Wednesday, June 6, 2007

This life is a trip

very summer, I pack up a bunch of things and head to St. Louis--usually for somewhere around a month. This year, I yanked Bianca out of her last couple weeks of kindergarten and packed up my newborn baby and jumped on an airplane.

It's hard to be away from Eric. I don't have anyone to help me when the baby's crying in the middle of the night. Or to change a diaper once in a while. Or just to hold the baby so that I can eat.

Every night while I'm here, I'm grateful to get through another night. Like it's another check mark on the nearly six-week stay in St. Louis.

I'm not nearly as comfortable here. I only have a handful of clothes to wear, which I have to rotate every couple days. Getting something in the kids' mouths is a major project. But I keep thinking about how this is only temporary and in less than a month now, I'll be back home in my comfortable house where I have everything I need and I know exactly what to expect.
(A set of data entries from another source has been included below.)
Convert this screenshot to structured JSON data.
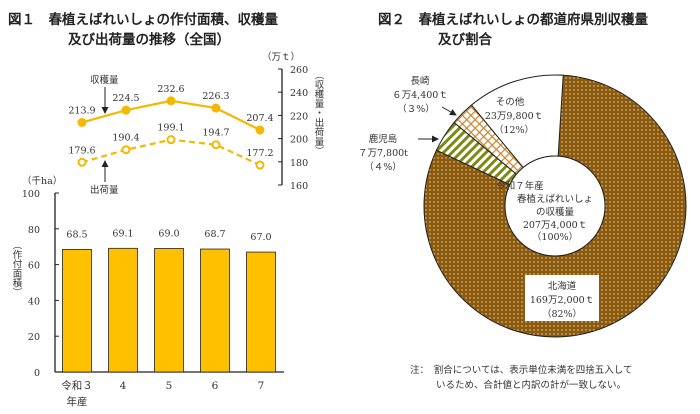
{
  "fig1": {
    "title_line1": "図１　春植えばれいしょの作付面積、収穫量",
    "title_line2": "及び出荷量の推移（全国）"
  },
  "fig2": {
    "title_line1": "図２　春植えばれいしょの都道府県別収穫量",
    "title_line2": "及び割合"
  },
  "note": {
    "line1": "注：　割合については、表示単位未満を四捨五入して",
    "line2": "いるため、合計値と内訳の計が一致しない。"
  },
  "colors": {
    "bar": "#ffc000",
    "line": "#f5b800",
    "hokkaido": "#8c5a0e",
    "kagoshima": "#7d8a12",
    "nagasaki": "#c8862e",
    "other": "#ffffff"
  },
  "chart_data": [
    {
      "type": "bar",
      "categories": [
        "令和３年産",
        "4",
        "5",
        "6",
        "7"
      ],
      "category_labels": [
        [
          "令和３",
          "年産"
        ],
        [
          "4"
        ],
        [
          "5"
        ],
        [
          "6"
        ],
        [
          "7"
        ]
      ],
      "values": [
        68.5,
        69.1,
        69.0,
        68.7,
        67.0
      ],
      "data_labels": [
        "68.5",
        "69.1",
        "69.0",
        "68.7",
        "67.0"
      ],
      "unit": "（千ha）",
      "ylabel": "（作付面積）",
      "ylim": [
        0,
        100
      ],
      "yticks": [
        "0",
        "20",
        "40",
        "60",
        "80",
        "100"
      ],
      "grid": false
    },
    {
      "type": "line",
      "categories": [
        "令和３年産",
        "4",
        "5",
        "6",
        "7"
      ],
      "unit": "（万ｔ）",
      "ylabel": "（収穫量・出荷量）",
      "ylim": [
        160,
        260
      ],
      "yticks": [
        "160",
        "180",
        "200",
        "220",
        "240",
        "260"
      ],
      "axis_side": "right",
      "series": [
        {
          "name": "収穫量",
          "style": "solid",
          "values": [
            213.9,
            224.5,
            232.6,
            226.3,
            207.4
          ],
          "data_labels": [
            "213.9",
            "224.5",
            "232.6",
            "226.3",
            "207.4"
          ]
        },
        {
          "name": "出荷量",
          "style": "dashed",
          "values": [
            179.6,
            190.4,
            199.1,
            194.7,
            177.2
          ],
          "data_labels": [
            "179.6",
            "190.4",
            "199.1",
            "194.7",
            "177.2"
          ]
        }
      ]
    },
    {
      "type": "pie",
      "donut": true,
      "center_label": [
        "令和７年産",
        "春植えばれいしょ",
        "の収穫量",
        "207万4,000ｔ",
        "（100%）"
      ],
      "slices": [
        {
          "name": "北海道",
          "value_text": "169万2,000ｔ",
          "pct_text": "（82%）",
          "percent": 82
        },
        {
          "name": "鹿児島",
          "value_text": "７万7,800t",
          "pct_text": "（４%）",
          "percent": 4
        },
        {
          "name": "長崎",
          "value_text": "６万4,400ｔ",
          "pct_text": "（３%）",
          "percent": 3
        },
        {
          "name": "その他",
          "value_text": "23万9,800ｔ",
          "pct_text": "（12%）",
          "percent": 12
        }
      ]
    }
  ]
}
While I'm here, I try to help out with the things my dad needs. I fill up a cup with ice chips and I feed them to him. I try to intervene when my mom pushes food on my dad. He doesn't want it. He has no appetite. But my mom acts like it's a personal affront that he wouldn't want to eat the food she's offering him. If I'm feeding him, he asks me to dump a shake or take the food away. And I do it. Not because I want him to die--which I know starving himself will end up ultimately--but because I want him to be happy. And food does not make him happy. It stresses him out, like it does to me when I'm holding it up to his mouth. He likes the ice chips and I'll feed them to him, until he asks me to stop with the ice chips.
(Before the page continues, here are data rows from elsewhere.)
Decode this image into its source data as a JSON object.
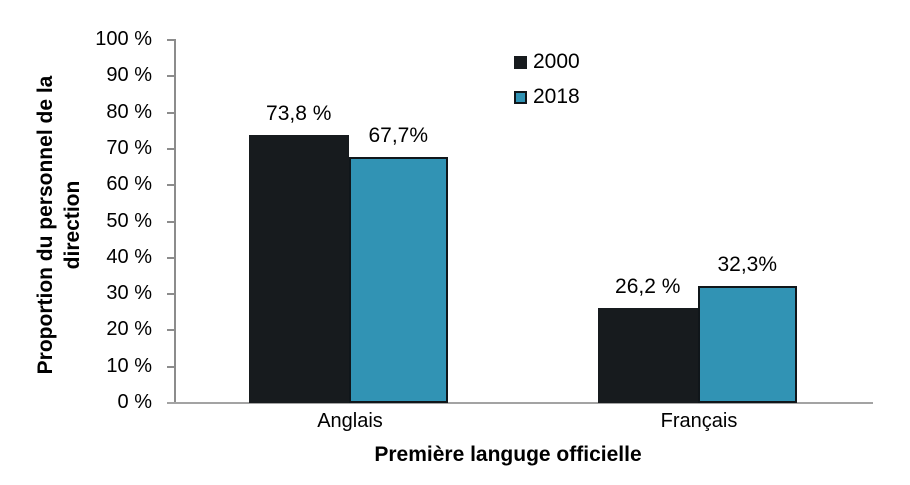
{
  "chart_data": {
    "type": "bar",
    "title": "",
    "categories": [
      "Anglais",
      "Français"
    ],
    "series": [
      {
        "name": "2000",
        "color": "#171b1e",
        "values": [
          73.8,
          26.2
        ],
        "data_labels": [
          "73,8 %",
          "26,2 %"
        ]
      },
      {
        "name": "2018",
        "color": "#3193b4",
        "border_color": "#10161a",
        "values": [
          67.7,
          32.3
        ],
        "data_labels": [
          "67,7%",
          "32,3%"
        ]
      }
    ],
    "xlabel": "Première languge officielle",
    "ylabel": "Proportion du personnel de la direction",
    "ylabel_lines": [
      "Proportion du personnel de la",
      "direction"
    ],
    "y_ticks": [
      "100 %",
      "90 %",
      "80 %",
      "70 %",
      "60 %",
      "50 %",
      "40 %",
      "30 %",
      "20 %",
      "10 %",
      "0 %"
    ],
    "ylim": [
      0,
      100
    ],
    "grid": false,
    "legend_position": "top-center",
    "axis_color": "#8c8c8c"
  }
}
I know what the end result of this trip is probably going to be. I've accepted it. It doesn't mean I don't love my dad. I do. But if you look at the big picture, our life here is just a trip, a temporary ground where we do things, check mark each day, but we aren't quite as comfortable as we will be at our "real" home.

When my dad can be released from his body, he'll be free again. I have to look at it that way. It's the only way I can be on his side of the food struggle.

As I watched him today, I saw him grasp for breath, saw his body shake. I watched him wince in pain while he's sleeping. I know his check-marked days are dwindling.

I can only hope that Miranda is somewhere closeby when his trip is over.